2nd only the sites with the plugin is installed happened the attacks and on the others sites don't have any attack.
3rd the logs from ninjafirewall+ saw to me some patterns from the attacks that give to me the impressions that it was the rankmath such as when i blocked his ip then the very First attempt was through this plugin.

After all of these are you truly really sure that the problem is something else?
And why ( in the same server, the same ip, the same plugins except the rankmath ) is he targeting specific sites? If he spy-track as you believe, then he could know easily the domains that i have through the internet tools (mxtoolbox). He could attack on domains with higher interest and not the empty sites like the microhost.gr.

You cant see the problematic plugin because your server is very secure and stop these attacks but the problematic plugin its still problematic and something should be done for this.

 

[ciro045]

Could someone upload untouched 3.0.57 so we could compare with nulled?

 

[Unreal_NFS]

I haven't stopped looking at RankMath or even any other plugin without any 2nd thought as anything could be the culprit. I have all ears to what you are saying --- but, as long as others don't get attacked especially because the attacker has already targeted your 3 sites...... I can't "conclude" the case by calling RankMath the culprit, but still doubt another entry point.
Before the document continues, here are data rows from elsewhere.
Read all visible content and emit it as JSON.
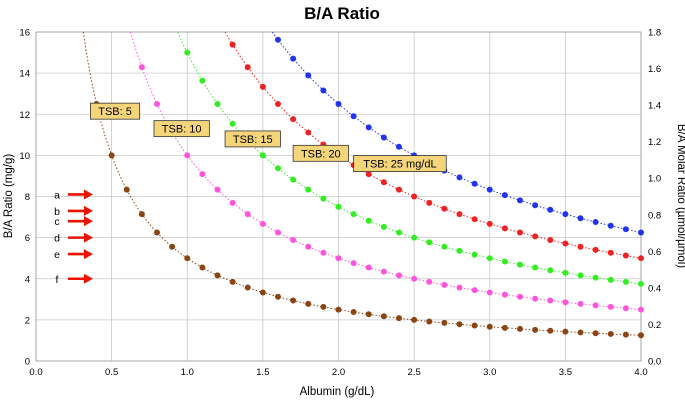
{
  "chart_data": {
    "type": "scatter",
    "title": "B/A Ratio",
    "xlabel": "Albumin (g/dL)",
    "ylabel": "B/A Ratio (mg/g)",
    "y2label": "B/A Molar Ratio (µmol/µmol)",
    "xlim": [
      0,
      4
    ],
    "ylim": [
      0,
      16
    ],
    "y2lim": [
      0,
      1.8
    ],
    "x_ticks": [
      "0.0",
      "0.5",
      "1.0",
      "1.5",
      "2.0",
      "2.5",
      "3.0",
      "3.5",
      "4.0"
    ],
    "y_ticks": [
      "0",
      "2",
      "4",
      "6",
      "8",
      "10",
      "12",
      "14",
      "16"
    ],
    "y2_ticks": [
      "0.0",
      "0.2",
      "0.4",
      "0.6",
      "0.8",
      "1.0",
      "1.2",
      "1.4",
      "1.6",
      "1.8"
    ],
    "grid": true,
    "series": [
      {
        "name": "TSB: 5",
        "tsb": 5,
        "color": "#8b4513",
        "x_start": 0.4,
        "x_end": 4.0,
        "x_step": 0.1
      },
      {
        "name": "TSB: 10",
        "tsb": 10,
        "color": "#ff55dd",
        "x_start": 0.7,
        "x_end": 4.0,
        "x_step": 0.1
      },
      {
        "name": "TSB: 15",
        "tsb": 15,
        "color": "#33ee22",
        "x_start": 1.0,
        "x_end": 4.0,
        "x_step": 0.1
      },
      {
        "name": "TSB: 20",
        "tsb": 20,
        "color": "#ee2222",
        "x_start": 1.3,
        "x_end": 4.0,
        "x_step": 0.1
      },
      {
        "name": "TSB: 25 mg/dL",
        "tsb": 25,
        "color": "#2233ee",
        "x_start": 1.6,
        "x_end": 4.0,
        "x_step": 0.1
      }
    ],
    "annotations": [
      {
        "text": "TSB: 5",
        "x": 0.36,
        "y": 12.15
      },
      {
        "text": "TSB: 10",
        "x": 0.78,
        "y": 11.3
      },
      {
        "text": "TSB: 15",
        "x": 1.25,
        "y": 10.8
      },
      {
        "text": "TSB: 20",
        "x": 1.7,
        "y": 10.1
      },
      {
        "text": "TSB: 25 mg/dL",
        "x": 2.1,
        "y": 9.6
      }
    ],
    "markers": [
      {
        "label": "a",
        "y": 8.1
      },
      {
        "label": "b",
        "y": 7.3
      },
      {
        "label": "c",
        "y": 6.8
      },
      {
        "label": "d",
        "y": 6.0
      },
      {
        "label": "e",
        "y": 5.2
      },
      {
        "label": "f",
        "y": 4.0
      }
    ],
    "marker_color": "#ee1100"
  }
}
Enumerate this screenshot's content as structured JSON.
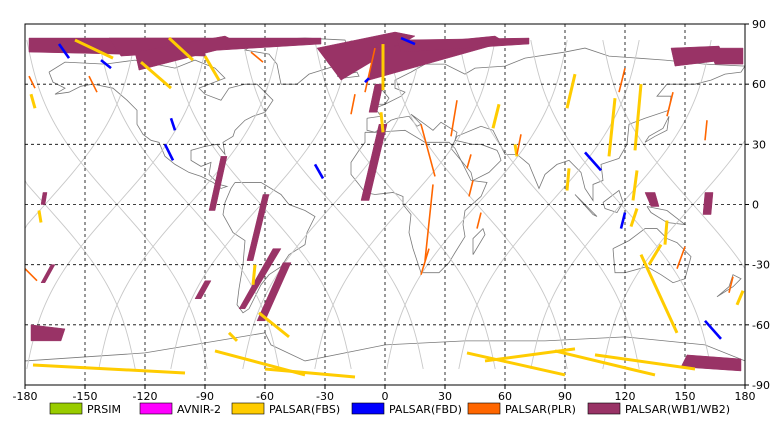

I trust your words, but I don't trust the hacker

P.S. Try setting up another totally different site using cloudflare and proxy it and have rankmath and ninjafirewall+ installed on it and no other plugin on the same server. Don't do it if you smell trouble.

 

[Dimitris]

Could someone upload untouched 3.0.57 so we could compare with nulled?

That exactly was my intention. Someone who knows how to do this, go compare untouched with nulled.

I haven't stopped looking at RankMath or even any other plugin without any 2nd thought as anything could be the culprit. I have all ears to what you are saying --- but, as long as others don't get attacked especially because the attacker has already targeted your 3 sites...... I can't "conclude" the case by calling RankMath the culprit, but still doubt another entry point.

I trust your words, but I don't trust the hacker

P.S. Try setting up another totally different site using cloudflare and proxy it and have rankmath and ninjafirewall+ installed on it and no other plugin on the same server. Don't do it if you smell trouble.

Inside the plugin there is this file with this code. Its a little weird for me.
The best for all of us and not only mine is to compare it with the untouched by someone who knows how to do this.

 

[Unreal_NFS]

.zip the RankMath free and Pro folders from your server and upload it here on the thread. Do mention --- that the package is corrupt.

 

[Dimitris]

.zip the RankMath free and Pro folders from your server and upload it here on the thread. Do mention --- that the package is corrupt.

Ok i will but im little afraid because someone maybe do the mistake.
I will mention it very much.
Give some time to put baby for sleep.